Spec(标准)的理解是第一步也是最重要的一步。浏览器工程师需要大量的时间来阅读Web标准,很多时候还需要跟别的引擎开发团队进行讨论和修改。拿<dialog>标签来举例,我所做的第一件事情,就是阅读跟<dialog>相关的文档,而一项标准往往和别的标准相关联,<dialog>就跟top layer的标准联系很大,所以top layer也是需要被掌握的内容。当<dialog>在进入modal状态下的时候,需要被focus的元素也在标准中明确声明了,因此也需要阅读focus相关的文档。
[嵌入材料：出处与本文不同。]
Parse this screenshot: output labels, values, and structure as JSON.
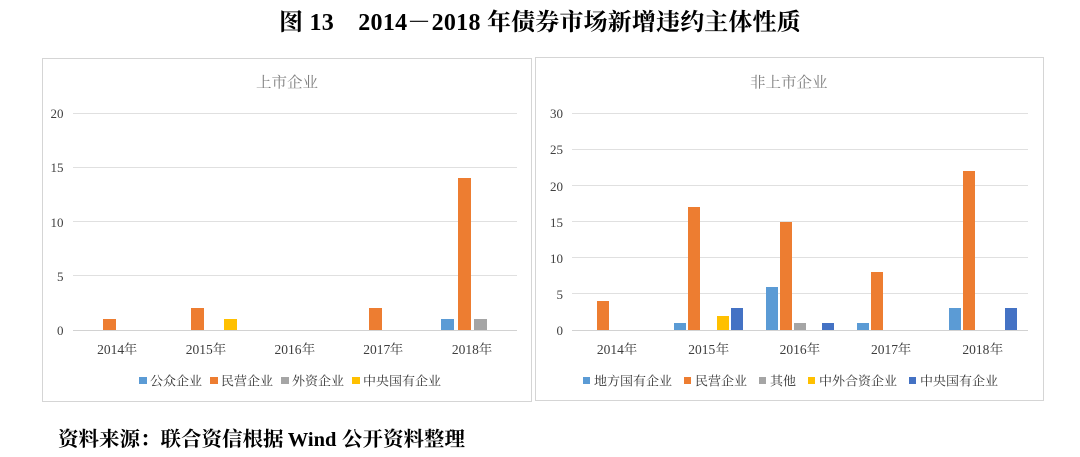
{
  "figure_title": "图 13　2014－2018 年债券市场新增违约主体性质",
  "source_note": "资料来源：联合资信根据 Wind 公开资料整理",
  "palette": {
    "blue": "#5B9BD5",
    "orange": "#ED7D31",
    "gray": "#A5A5A5",
    "yellow": "#FFC000",
    "dark_blue": "#4472C4"
  },
  "chart_data": [
    {
      "type": "bar",
      "title": "上市企业",
      "categories": [
        "2014年",
        "2015年",
        "2016年",
        "2017年",
        "2018年"
      ],
      "series": [
        {
          "name": "公众企业",
          "color": "#5B9BD5",
          "values": [
            0,
            0,
            0,
            0,
            1
          ]
        },
        {
          "name": "民营企业",
          "color": "#ED7D31",
          "values": [
            1,
            2,
            0,
            2,
            14
          ]
        },
        {
          "name": "外资企业",
          "color": "#A5A5A5",
          "values": [
            0,
            0,
            0,
            0,
            1
          ]
        },
        {
          "name": "中央国有企业",
          "color": "#FFC000",
          "values": [
            0,
            1,
            0,
            0,
            0
          ]
        }
      ],
      "ylim": [
        0,
        20
      ],
      "ytick_step": 5,
      "yticks": [
        0,
        5,
        10,
        15,
        20
      ],
      "grid": true,
      "legend_position": "bottom"
    },
    {
      "type": "bar",
      "title": "非上市企业",
      "categories": [
        "2014年",
        "2015年",
        "2016年",
        "2017年",
        "2018年"
      ],
      "series": [
        {
          "name": "地方国有企业",
          "color": "#5B9BD5",
          "values": [
            0,
            1,
            6,
            1,
            3
          ]
        },
        {
          "name": "民营企业",
          "color": "#ED7D31",
          "values": [
            4,
            17,
            15,
            8,
            22
          ]
        },
        {
          "name": "其他",
          "color": "#A5A5A5",
          "values": [
            0,
            0,
            1,
            0,
            0
          ]
        },
        {
          "name": "中外合资企业",
          "color": "#FFC000",
          "values": [
            0,
            2,
            0,
            0,
            0
          ]
        },
        {
          "name": "中央国有企业",
          "color": "#4472C4",
          "values": [
            0,
            3,
            1,
            0,
            3
          ]
        }
      ],
      "ylim": [
        0,
        30
      ],
      "ytick_step": 5,
      "yticks": [
        0,
        5,
        10,
        15,
        20,
        25,
        30
      ],
      "grid": true,
      "legend_position": "bottom"
    }
  ]
}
多个引擎团队同时支持的标准往往更可靠或者更加完美一点。<dialog>是仅仅在blink中实现了的,所以我在为Gecko所做的工作,就像是复查了一遍相关的标准。当然,标准并不是完美的,里面经常有模糊的地方和需要改进的地方。例如,<dialog>centered alignment模式就非常的难以理解且繁琐,与此同时<dialog>的focus逻辑对accessbility的支持并不是很好。以上这些则需要大量的时间来进行讨论,从而选择出大家都同意的解决方法,再放进Web标准中,最后浏览器再跟进进行修改。

很多时候我们需要参考别的浏览器的实现,来维持更好的一致性。<dialog>在Blink中已经有相关的实现了,所以我在做Gecko的实现的时候,对于模糊的和不确定的选择,也会参考blink中的实现。例如在实现‘支持用escape键关掉modal dialog’的时候,我并不是很确定如果modal dialog 和一个全屏元素同时出现的话,应该先关掉哪个。并且这些是没有在标准中明确提出的,因此我参考了Blink的行为,从而做了相同的行为在Gecko中。还有的时候,blink的行为与标准并不相符。这个时候我会去请教blink的工程师,从而了解这是bug还是blink有意做出的改变。

Web标准大体上就是这样,简单来说就是个理解和修改的过程,下一步就是把标准中的要求放在浏览器中实现。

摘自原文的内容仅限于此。